L'ingénierie – ou génie – écologique est une discipline en plein essor depuis quelques décennies. Mais elle se heurte à une difficulté liée à diversité de la nature dans notre pays. Ainsi, l'ingénierie écologique ne sera pas la même en Baie de Somme, en Camargue, à Saint-Pierre-et-Miquelon ou en Nouvelle-Calédonie. Vous avez raison, une digue est plus simple à réaliser : le béton, c'est du béton, qu'il fasse chaud, froid ou humide. Je suis probablement un peu caricaturale pour nos ingénieurs du génie civil… À l'inverse, l'ingénierie écologique doit jouer sur un grand nombre de paramètres liés aux espèces présentes, au type de substrat. Pour autant, certains exemples sont vraiment intéressants. Ainsi, dans un domaine différent de celui dont on parle, une entreprise française, dont j'ai oublié le nom, a développé une zone humide artificielle très complexe – appelée « Zone Libellule » – pour épurer les micropolluants des eaux lorsque n'y parvient pas par des méthodes d'ingénierie classique. Cette zone a montré une réelle efficacité pour filtrer les micropolluants, tout en développant un écosystème intéressant. L'ingénierie écologique n'est donc pas dépourvue de moyens, mais il est plus compliqué de s'adapter à la diversité des systèmes.

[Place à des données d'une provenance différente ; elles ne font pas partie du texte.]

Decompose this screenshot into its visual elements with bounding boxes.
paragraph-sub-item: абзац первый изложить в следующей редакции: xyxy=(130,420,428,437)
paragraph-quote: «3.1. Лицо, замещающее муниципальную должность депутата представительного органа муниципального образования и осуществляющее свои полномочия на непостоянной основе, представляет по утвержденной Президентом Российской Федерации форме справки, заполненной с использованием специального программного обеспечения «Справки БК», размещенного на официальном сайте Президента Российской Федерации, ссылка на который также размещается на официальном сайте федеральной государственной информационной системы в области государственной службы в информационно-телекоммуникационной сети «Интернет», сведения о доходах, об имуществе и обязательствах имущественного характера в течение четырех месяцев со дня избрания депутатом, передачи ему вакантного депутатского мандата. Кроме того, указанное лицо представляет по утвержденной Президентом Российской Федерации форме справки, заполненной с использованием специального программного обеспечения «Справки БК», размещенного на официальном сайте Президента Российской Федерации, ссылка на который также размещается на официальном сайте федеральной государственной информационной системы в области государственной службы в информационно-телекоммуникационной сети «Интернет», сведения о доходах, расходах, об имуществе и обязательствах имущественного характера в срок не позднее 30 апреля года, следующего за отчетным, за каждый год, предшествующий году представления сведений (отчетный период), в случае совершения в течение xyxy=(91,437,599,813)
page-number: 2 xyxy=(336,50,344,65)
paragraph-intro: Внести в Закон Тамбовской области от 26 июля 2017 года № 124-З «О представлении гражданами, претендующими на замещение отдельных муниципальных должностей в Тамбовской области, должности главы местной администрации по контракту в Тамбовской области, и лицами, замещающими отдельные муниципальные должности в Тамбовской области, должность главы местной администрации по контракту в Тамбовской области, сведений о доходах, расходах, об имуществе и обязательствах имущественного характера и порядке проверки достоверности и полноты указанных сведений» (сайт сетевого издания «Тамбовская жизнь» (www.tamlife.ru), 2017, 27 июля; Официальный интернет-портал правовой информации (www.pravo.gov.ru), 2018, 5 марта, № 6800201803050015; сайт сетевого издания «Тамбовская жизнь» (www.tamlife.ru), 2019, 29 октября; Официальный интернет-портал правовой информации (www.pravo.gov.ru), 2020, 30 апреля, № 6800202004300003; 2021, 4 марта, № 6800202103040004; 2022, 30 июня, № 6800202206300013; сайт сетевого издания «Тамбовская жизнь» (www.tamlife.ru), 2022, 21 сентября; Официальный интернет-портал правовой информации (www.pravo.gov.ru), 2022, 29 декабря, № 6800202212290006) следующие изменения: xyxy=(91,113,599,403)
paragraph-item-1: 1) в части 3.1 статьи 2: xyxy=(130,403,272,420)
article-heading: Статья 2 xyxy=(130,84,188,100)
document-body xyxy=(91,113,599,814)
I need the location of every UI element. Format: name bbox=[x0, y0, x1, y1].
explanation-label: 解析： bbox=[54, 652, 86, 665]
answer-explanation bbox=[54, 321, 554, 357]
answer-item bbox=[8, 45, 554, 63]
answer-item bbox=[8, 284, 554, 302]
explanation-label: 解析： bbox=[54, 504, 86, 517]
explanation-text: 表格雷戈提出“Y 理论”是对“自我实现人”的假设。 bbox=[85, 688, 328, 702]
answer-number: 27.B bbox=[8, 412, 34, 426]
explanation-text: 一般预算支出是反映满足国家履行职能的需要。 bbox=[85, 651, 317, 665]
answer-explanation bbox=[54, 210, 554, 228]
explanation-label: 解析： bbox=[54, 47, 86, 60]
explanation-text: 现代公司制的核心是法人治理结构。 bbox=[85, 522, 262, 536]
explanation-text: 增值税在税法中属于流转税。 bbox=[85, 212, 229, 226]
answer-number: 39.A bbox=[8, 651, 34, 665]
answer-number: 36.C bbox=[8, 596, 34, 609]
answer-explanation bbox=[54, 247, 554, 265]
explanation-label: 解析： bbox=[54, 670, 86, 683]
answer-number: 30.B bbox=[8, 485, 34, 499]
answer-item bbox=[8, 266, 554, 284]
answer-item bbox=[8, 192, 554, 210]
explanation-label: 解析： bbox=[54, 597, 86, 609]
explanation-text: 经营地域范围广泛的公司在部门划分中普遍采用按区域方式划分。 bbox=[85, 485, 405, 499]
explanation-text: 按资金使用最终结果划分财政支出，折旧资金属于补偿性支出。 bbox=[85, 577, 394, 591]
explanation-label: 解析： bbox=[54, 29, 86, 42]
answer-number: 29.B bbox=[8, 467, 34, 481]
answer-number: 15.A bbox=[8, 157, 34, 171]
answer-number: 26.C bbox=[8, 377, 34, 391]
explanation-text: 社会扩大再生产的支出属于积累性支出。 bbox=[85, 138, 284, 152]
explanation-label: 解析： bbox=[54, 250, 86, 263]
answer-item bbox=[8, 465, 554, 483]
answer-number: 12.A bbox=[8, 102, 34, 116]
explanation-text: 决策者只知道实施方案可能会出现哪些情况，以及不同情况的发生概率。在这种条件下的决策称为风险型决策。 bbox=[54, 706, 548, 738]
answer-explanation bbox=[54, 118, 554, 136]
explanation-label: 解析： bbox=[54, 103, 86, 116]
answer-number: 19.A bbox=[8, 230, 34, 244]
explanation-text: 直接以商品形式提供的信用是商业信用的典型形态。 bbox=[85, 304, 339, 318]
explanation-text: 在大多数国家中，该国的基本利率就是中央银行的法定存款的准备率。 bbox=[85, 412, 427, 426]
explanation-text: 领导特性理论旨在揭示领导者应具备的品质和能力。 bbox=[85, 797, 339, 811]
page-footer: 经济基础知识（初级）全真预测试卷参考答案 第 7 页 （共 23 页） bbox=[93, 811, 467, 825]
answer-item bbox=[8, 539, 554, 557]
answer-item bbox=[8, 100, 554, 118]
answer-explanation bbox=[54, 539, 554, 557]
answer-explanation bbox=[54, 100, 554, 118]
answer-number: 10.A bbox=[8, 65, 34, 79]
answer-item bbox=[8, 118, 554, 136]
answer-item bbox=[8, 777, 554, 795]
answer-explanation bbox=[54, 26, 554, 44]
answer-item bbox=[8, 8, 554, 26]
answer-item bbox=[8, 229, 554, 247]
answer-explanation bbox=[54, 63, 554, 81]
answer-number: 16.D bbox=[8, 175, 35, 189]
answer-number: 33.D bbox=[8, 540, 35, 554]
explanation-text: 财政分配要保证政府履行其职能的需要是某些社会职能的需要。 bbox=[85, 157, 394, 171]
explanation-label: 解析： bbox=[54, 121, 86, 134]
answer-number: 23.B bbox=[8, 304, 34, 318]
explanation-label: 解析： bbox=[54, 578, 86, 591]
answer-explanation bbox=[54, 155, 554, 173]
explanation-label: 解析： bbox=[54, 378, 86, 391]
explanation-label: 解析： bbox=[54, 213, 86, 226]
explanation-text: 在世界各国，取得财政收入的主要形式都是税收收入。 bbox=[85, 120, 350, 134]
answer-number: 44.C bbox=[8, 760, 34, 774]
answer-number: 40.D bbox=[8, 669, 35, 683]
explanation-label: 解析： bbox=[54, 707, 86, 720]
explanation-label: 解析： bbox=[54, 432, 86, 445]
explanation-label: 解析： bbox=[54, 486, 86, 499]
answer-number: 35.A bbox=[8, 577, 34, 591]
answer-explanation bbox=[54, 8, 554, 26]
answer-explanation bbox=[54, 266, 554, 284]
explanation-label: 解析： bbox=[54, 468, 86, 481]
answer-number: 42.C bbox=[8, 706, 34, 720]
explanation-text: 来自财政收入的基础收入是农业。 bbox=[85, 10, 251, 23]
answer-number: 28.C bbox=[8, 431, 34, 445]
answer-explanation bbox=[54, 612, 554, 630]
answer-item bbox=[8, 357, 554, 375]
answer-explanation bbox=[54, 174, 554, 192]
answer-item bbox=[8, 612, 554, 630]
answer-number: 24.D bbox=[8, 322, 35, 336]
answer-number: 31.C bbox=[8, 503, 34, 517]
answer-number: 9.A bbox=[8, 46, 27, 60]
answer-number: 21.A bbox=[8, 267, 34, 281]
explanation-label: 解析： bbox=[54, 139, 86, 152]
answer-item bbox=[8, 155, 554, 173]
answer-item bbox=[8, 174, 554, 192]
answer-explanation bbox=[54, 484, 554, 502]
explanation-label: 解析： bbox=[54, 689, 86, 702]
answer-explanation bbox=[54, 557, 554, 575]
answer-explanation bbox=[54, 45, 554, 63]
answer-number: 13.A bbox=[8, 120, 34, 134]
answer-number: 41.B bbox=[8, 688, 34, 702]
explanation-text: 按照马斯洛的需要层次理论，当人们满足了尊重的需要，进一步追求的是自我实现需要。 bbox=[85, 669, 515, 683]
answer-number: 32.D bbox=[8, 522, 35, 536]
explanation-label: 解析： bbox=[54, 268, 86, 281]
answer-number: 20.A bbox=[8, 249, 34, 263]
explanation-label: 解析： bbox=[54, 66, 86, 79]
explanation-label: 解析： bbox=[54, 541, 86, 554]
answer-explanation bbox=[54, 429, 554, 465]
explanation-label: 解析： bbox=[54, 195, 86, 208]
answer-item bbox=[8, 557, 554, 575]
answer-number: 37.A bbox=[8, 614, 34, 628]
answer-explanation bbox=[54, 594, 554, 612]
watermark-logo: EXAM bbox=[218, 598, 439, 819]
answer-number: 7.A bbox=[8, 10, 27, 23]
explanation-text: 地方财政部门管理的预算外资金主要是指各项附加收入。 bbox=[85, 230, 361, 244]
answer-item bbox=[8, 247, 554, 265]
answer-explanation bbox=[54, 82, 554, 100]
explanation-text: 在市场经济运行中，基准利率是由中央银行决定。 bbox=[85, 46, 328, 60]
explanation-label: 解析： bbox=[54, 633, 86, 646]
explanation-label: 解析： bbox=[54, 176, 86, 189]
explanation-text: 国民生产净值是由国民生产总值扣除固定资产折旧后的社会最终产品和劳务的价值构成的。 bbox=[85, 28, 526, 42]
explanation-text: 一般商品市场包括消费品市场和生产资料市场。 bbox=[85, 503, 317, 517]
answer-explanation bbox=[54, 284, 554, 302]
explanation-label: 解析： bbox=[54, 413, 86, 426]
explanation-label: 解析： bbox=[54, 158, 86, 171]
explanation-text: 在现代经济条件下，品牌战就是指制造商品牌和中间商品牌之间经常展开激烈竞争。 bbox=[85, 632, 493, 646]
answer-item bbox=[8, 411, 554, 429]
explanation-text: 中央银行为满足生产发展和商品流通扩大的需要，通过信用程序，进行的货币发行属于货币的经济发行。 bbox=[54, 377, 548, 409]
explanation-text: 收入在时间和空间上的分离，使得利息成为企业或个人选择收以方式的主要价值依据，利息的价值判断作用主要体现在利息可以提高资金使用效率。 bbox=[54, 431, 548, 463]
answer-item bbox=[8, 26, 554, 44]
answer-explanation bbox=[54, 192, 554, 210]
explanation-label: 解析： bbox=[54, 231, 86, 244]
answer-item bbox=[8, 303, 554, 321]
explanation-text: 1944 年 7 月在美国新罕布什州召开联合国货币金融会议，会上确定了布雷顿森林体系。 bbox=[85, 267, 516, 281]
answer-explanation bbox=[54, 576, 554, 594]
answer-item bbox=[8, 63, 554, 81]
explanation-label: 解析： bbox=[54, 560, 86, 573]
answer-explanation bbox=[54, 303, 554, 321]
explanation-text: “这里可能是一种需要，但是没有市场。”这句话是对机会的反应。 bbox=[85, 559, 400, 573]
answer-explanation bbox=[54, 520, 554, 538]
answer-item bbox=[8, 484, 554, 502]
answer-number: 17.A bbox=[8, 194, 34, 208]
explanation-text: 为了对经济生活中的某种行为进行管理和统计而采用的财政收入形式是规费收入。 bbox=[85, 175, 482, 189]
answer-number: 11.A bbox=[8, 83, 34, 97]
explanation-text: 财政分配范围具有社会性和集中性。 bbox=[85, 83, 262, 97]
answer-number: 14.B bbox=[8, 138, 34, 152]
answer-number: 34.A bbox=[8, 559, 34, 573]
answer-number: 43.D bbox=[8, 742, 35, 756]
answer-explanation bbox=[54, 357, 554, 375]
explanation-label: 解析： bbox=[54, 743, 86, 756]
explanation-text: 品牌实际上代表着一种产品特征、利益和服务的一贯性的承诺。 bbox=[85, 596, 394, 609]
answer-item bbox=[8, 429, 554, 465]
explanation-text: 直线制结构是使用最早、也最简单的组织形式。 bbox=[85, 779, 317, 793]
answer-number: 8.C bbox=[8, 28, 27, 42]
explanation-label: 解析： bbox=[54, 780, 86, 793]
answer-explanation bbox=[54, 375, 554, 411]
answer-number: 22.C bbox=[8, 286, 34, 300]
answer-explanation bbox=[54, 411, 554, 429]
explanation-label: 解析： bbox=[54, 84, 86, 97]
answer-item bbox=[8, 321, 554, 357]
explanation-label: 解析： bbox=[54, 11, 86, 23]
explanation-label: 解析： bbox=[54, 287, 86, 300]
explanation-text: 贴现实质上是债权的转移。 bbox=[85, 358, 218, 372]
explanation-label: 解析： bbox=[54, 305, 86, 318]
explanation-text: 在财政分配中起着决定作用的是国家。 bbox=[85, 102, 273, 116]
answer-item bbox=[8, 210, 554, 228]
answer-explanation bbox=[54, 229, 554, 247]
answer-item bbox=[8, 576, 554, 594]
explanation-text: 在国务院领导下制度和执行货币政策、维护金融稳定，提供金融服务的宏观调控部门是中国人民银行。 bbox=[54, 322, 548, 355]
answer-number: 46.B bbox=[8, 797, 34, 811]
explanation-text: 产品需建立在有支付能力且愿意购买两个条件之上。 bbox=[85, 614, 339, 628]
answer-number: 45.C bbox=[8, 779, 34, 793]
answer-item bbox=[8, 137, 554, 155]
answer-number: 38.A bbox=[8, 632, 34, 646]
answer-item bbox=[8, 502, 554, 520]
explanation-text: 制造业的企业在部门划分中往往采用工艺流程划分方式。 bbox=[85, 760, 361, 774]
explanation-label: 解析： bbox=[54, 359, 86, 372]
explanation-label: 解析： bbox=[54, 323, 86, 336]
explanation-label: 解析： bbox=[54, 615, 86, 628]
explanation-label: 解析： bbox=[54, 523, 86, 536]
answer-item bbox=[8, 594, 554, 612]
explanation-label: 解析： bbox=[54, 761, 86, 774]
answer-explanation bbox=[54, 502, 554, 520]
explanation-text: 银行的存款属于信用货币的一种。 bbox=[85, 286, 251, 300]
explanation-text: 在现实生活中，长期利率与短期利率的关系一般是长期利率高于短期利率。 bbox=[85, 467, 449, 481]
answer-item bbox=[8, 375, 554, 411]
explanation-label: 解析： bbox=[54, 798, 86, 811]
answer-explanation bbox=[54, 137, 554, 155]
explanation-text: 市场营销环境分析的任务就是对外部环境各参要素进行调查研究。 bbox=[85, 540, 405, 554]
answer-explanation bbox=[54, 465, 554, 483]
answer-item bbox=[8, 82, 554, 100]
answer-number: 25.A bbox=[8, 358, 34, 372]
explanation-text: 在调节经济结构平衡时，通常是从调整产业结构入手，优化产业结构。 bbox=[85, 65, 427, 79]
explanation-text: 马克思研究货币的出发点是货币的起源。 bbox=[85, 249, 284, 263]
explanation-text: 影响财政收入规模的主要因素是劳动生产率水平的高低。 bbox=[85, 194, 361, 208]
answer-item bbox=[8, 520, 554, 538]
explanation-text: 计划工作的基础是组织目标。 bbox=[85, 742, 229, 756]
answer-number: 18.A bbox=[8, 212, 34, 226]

C'est vrai, nous faisons tous ce constat de l'abondance de procédures, de lois et de structures en France. On a parfois l'impression de ne plus rien y comprendre. Mais nous sommes face à des situations complexes, notamment en matière d'environnement puisque le choix des uns aura des impacts très forts sur les autres, qui ne demandent rien. C'est pourquoi nous avons besoin d'un corpus réglementaire important ; c'est le rôle de l'État de protéger l'ensemble des citoyens, y compris les uns des autres. En matière d'environnement, même s'il est plus complexe de l'appréhender, cela se vérifie également. Peut-être que cette accumulation de textes ou de normes est également la conséquence des priorités de chaque époque : le développement économique a longtemps été mis en avant, puis la protection du littoral a pris le dessus. Tout est aujourd'hui important, ce qui conduit à ces difficultés d'interprétation : les priorités ne sont pas forcément claires. Peut-être faut-il donc commencer par nous demander quelles sont nos priorités pour les territoires. À partir de notre réponse et de la hiérarchie que nous établirons de ces dernières, nous pourrons alors sans doute simplifier les normes.
En l'état actuel, les organismes que nous représentons défendent le principe de non-régression du droit de l'environnement. Force est de constater en effet qu'en général – je ne dis pas que c'est votre cas –, la modernisation vise souvent à supprimer les normes environnementales qui empêchent le bon développement économique des territoires ! Là encore, je suis un peu caricaturale, pardonnez-moi, mais malheureusement réaliste. Il faudrait plutôt inverser le raisonnement : certes, on peut développer l'urbanisation mais la priorité absolue est que personne ne vive dans une zone à risque. Les choses seront alors plus simples. Pour résumer, il faut d'abord se mettre d'accord sur les objectifs et leur hiérarchisation car, malheureusement, chaque choix est un compromis.